Friday, February 26, 2010

Just a really stupid week

Ian broke his hand on Monday. It has been a learning experience for me. Mostly, I've learned that the medical profession places broken bones on the absolute bottom of the priority list. I just didn't realize they were no big deal.

Monday afternoon when he broke his hand, I didn't know where to take him. I thought I should take him to the InstaCare, but I didn't want to go there and have them tell me to go to the Emergency Room. So I called. They said I could bring him there, but they would just put a temporary cast on him and refer us to an orthopedic guy. I thought, why would I want to do it twice? Can I just go to our regular doctor and get a cast? They transferred me to my regular doctor and his assistant said that, yes, they could put a cast on him if he needed it. Bring him in in the morning and they'll x-ray it. I paused. In the morning? So what you are telling me is, don't panic, it is okay to come in tomorrow. She said yes, just ice it really good and give him some ibuprofen.

So we go to the doctor. He looks at the x-rays and says we need to go to an orthopedic guy. He writes us a referral and when he hands it to me he says, just call them within the week. Within the week? Really?

So I call the orthopedic guy and get an appointment for Thursday. He looks at Ian's x-rays and says - - "I need to reset the bones in his hand before we cast it, and I have to do it in the Emergency Room." Are you kidding me?

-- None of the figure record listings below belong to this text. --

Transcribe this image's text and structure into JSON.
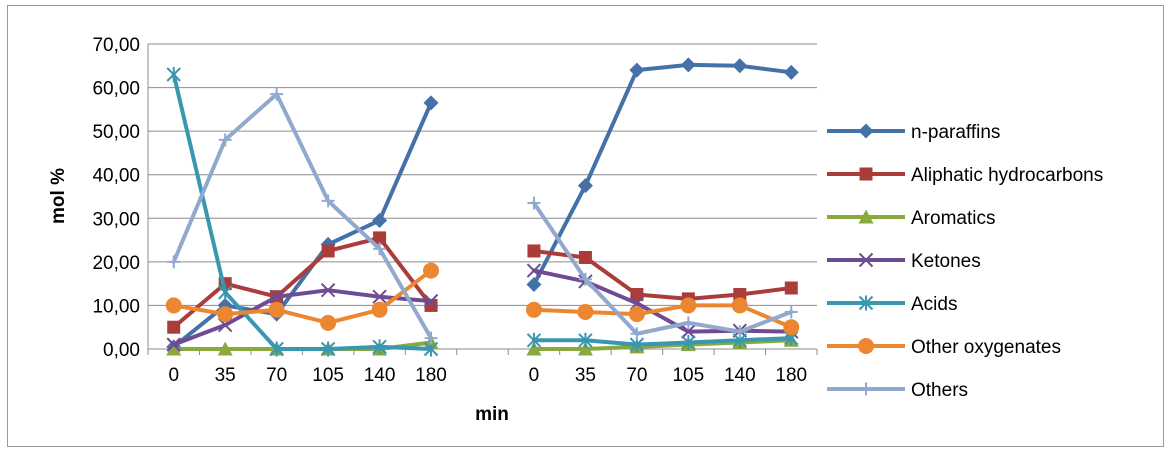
{
  "chart_data": {
    "type": "line",
    "title": "",
    "xlabel": "min",
    "ylabel": "mol %",
    "ylim": [
      0,
      70
    ],
    "y_ticks": [
      "0,00",
      "10,00",
      "20,00",
      "30,00",
      "40,00",
      "50,00",
      "60,00",
      "70,00"
    ],
    "grid": true,
    "legend_position": "right",
    "categories": [
      "0",
      "35",
      "70",
      "105",
      "140",
      "180",
      "",
      "0",
      "35",
      "70",
      "105",
      "140",
      "180"
    ],
    "series": [
      {
        "name": "n-paraffins",
        "color": "#4472A8",
        "marker": "diamond",
        "values": [
          0.5,
          10,
          8,
          24,
          29.5,
          56.5,
          null,
          14.8,
          37.5,
          64,
          65.2,
          65,
          63.5
        ]
      },
      {
        "name": "Aliphatic hydrocarbons",
        "color": "#AA3C3A",
        "marker": "square",
        "values": [
          5,
          15,
          12,
          22.5,
          25.5,
          10,
          null,
          22.5,
          21,
          12.5,
          11.5,
          12.5,
          14
        ]
      },
      {
        "name": "Aromatics",
        "color": "#89A83E",
        "marker": "triangle",
        "values": [
          0,
          0,
          0,
          0,
          0,
          1.5,
          null,
          0,
          0,
          0.5,
          1,
          1.5,
          2
        ]
      },
      {
        "name": "Ketones",
        "color": "#6E4B93",
        "marker": "x",
        "values": [
          1,
          5.5,
          12,
          13.5,
          12,
          11,
          null,
          18,
          15.5,
          10.5,
          4,
          4.2,
          4
        ]
      },
      {
        "name": "Acids",
        "color": "#3A97AF",
        "marker": "asterisk",
        "values": [
          63,
          13,
          0,
          0,
          0.5,
          0,
          null,
          2,
          2,
          1,
          1.5,
          2,
          2.5
        ]
      },
      {
        "name": "Other oxygenates",
        "color": "#ED8630",
        "marker": "circle",
        "values": [
          10,
          8,
          9,
          6,
          9,
          18,
          null,
          9,
          8.5,
          8,
          10,
          10,
          5
        ]
      },
      {
        "name": "Others",
        "color": "#92A9CF",
        "marker": "plus",
        "values": [
          20,
          48,
          58.5,
          34,
          23,
          2.5,
          null,
          33.5,
          16,
          3.5,
          6,
          4,
          8.5
        ]
      }
    ]
  }
}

Apparently the Emergency Room has an x-ray machine, and the doctor does not. Somehow this does not make sense to me, but there is no point in arguing. So the orthopedic guy says, "I will call you tomorrow, after my day of surgery and you can meet me at the hospital."

Seems like it is always tomorrow with broken bones.

Monday, February 22, 2010

Thoughts on Prayer

I learned something the other day, a spiritual truth, and I want to try and write it down. I hope I can explain it in a way that will be clear. Sometimes things are “lost in translation.”

Jared, who is very bright, had parent teacher conferences the other day. When I got home I was going over his scores with him and noticed that he had a poor grade on an essay test. I said, “You write well, why did you get such a poor grade?” He said, “I write well, but I don’t write fast. It took me 20 minutes just to think of what to write about.”

I said, “Well, Jared, if you went to you teacher and said, ‘I didn’t have time to finish – can I come back during lunch, or after school, and work on it some more?’ I am sure your teacher would let you. Your teachers know you can do well, and they want you to succeed. Sometimes you just have to ask for help.” And then I felt a little light go on in my head and I said, “It’s just like prayer.”

As the truth of that sunk in, I realized that it was very much like prayer. Heavenly Father wants us to succeed. He knows we can do it. He is willing to bless us. If we would rather say “no, I don’t want to ask… no, I’m embarrassed to ask… no, I’ll just take care of it myself,” then Heavenly Father will let us take care of it ourselves. Agency is so important that He will never force any thing on us, including blessings. If we are willing to trust in the arm of the flesh and muscle it out ourselves, he will let us have what we want.

But if we ask, we can be sure our petition will be considered as much as any concerned parent/teacher who wants us to learn, who wants us to succeed.

Wednesday, February 17, 2010

Senior Prom 2010

Here's a picture of Scotty and me at our Junior Prom in 1980.

Our ward has sponsored a "Senior" prom for the last three Valentine Day celebrations. Here's the latest.

Thursday, February 11, 2010

Proud of My Guy

I am pretty proud of Scotty and the impression he has made on the students and the administrator in his English as a Second Language class.

Steve Christensen is the administrator of Southwest High School's ESL program. Scotty had to interview him for a paper he's writing for his Master's class. Here is a quote that is just a really nice compliment for Scotty:

"Steve's level assessments assist in determining just how much ESL benefit the classes are providing. But he said, "The big picture of how well the program is running is by how many smiles I see...and this year, I see lots of smiles!" Student level gains and retention rates are unprecedentedly high this year (2009-2010) according to Steve."

And the students have made an impression on Scotty as well. He says, "I teach one of these ESL classes and know that my students cannot be cowards. I ponder their strength from what is often a wrenching decision to move to America, learning of a new world, living with constant challenges, humbling themselves to sit in class where they may embarrass themselves with their speaking ability. None of this is kid stuff. The ESL class is for the strong and gutsy. I suggest each of my students learn, remember and sincerely consider the last for words of our American National Anthem. I can testify that they, too, are part of what makes this a "Home of the Brave."

She'll Always be My Little Girl

Tara is sick. She sounds just awful. But she doesn't have a fever. And she doesn't have insurance. Her lungs are tight and achy, so I told her to boil some water on the stove to put some humidity in the air. She said, "How do I do that?"

She meant, "Is that gonna work?" Remember, she's sick.

So I decided to get her a humidifier so she can have it in her bedroom. I went to Target and bought this cute little Elephant shaped humidifier. She was tickled. I was amused she liked it so much. I guess my little girl will always be: My Little Girl.